Expect plenty of discord and perhaps a little constructive discourse over this issue. Concerns over aquaculture’s impact on the environment, while often justified, created barriers that are slowly crumbling, thanks to more collaborative relationships between industry and environmental advocacy groups, whose respective interests are more aligned than in the past.

I recently spoke with aquaculture expert Albert Tacon, who this fall will be a visiting professor at the University of Las Palmas on Gran Canaria in Spain’s Canary Islands. Simply put, we must produce the food we eat, said the noted researcher and former United Nations Food and Agriculture Organization advisor, and educate consumers about fish farming and its rightful place in the food-supply puzzle.

There is much apprehension concerning aquaculture in North America and Europe, yet Tacon is optimistic that public sentiment will change. He also noted that transparency is essential in building consumers’ trust.

“It’s the consumer that calls the shots, by buying the products or not,” he said. “But we need to produce fish and government’s got to create an enabling environment. All we need is a good management plan and we can do it in a sustainable way.”

In China, Tacon said, a fish farm is seen as no different from a field of plants.
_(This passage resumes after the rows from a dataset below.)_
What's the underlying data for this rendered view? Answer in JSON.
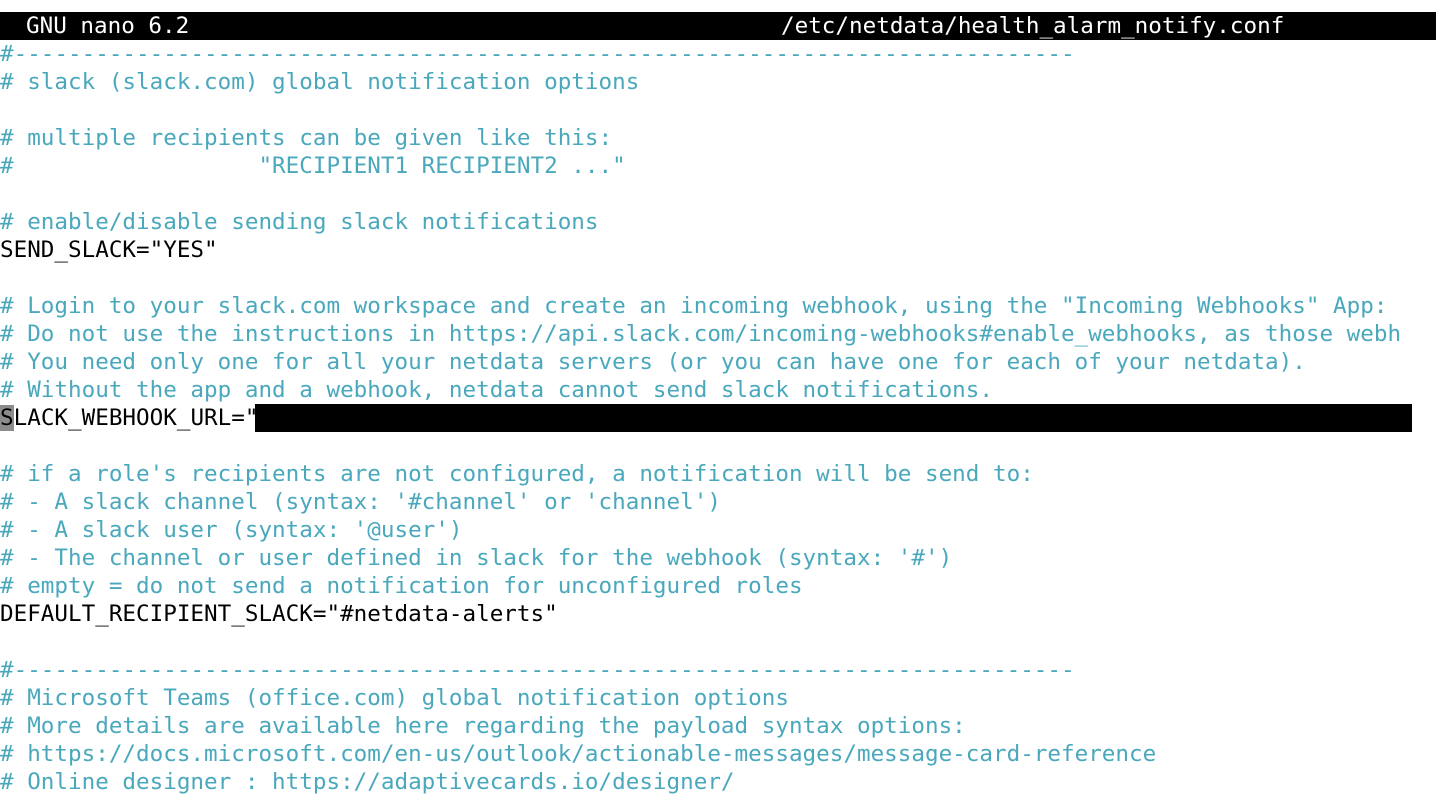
{
  "app": {
    "name": "GNU nano 6.2",
    "file": "/etc/netdata/health_alarm_notify.conf"
  },
  "colors": {
    "comment": "#4aa8bd",
    "code": "#000000",
    "titlebar_bg": "#000000",
    "titlebar_fg": "#ffffff",
    "cursor": "#8c8c8c"
  },
  "lines": [
    "#------------------------------------------------------------------------------",
    "# slack (slack.com) global notification options",
    "",
    "# multiple recipients can be given like this:",
    "#                  \"RECIPIENT1 RECIPIENT2 ...\"",
    "",
    "# enable/disable sending slack notifications",
    "SEND_SLACK=\"YES\"",
    "",
    "# Login to your slack.com workspace and create an incoming webhook, using the \"Incoming Webhooks\" App: ",
    "# Do not use the instructions in https://api.slack.com/incoming-webhooks#enable_webhooks, as those webh",
    "# You need only one for all your netdata servers (or you can have one for each of your netdata).",
    "# Without the app and a webhook, netdata cannot send slack notifications.",
    {
      "cursor_char": "S",
      "rest": "LACK_WEBHOOK_URL=\""
    },
    "",
    "# if a role's recipients are not configured, a notification will be send to:",
    "# - A slack channel (syntax: '#channel' or 'channel')",
    "# - A slack user (syntax: '@user')",
    "# - The channel or user defined in slack for the webhook (syntax: '#')",
    "# empty = do not send a notification for unconfigured roles",
    "DEFAULT_RECIPIENT_SLACK=\"#netdata-alerts\"",
    "",
    "#------------------------------------------------------------------------------",
    "# Microsoft Teams (office.com) global notification options",
    "# More details are available here regarding the payload syntax options:",
    "# https://docs.microsoft.com/en-us/outlook/actionable-messages/message-card-reference",
    "# Online designer : https://adaptivecards.io/designer/"
  ]
}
It is ironic, he added, that so much of the fish farmed in developing nations in Southeast Asia ends up on dinner plates in North America, Europe and Japan — the developed nations. It behooves these large markets to lessen their dependence on imports and bring the source closer to home.

Cultural attitudes toward aquaculture are as varied as the many species of fish produced around the world. The European Union and the United States are each examining whether expanding aquaculture can flourish in their waters, benefit their economies and stabilize seafood supplies in the face of declining fisheries.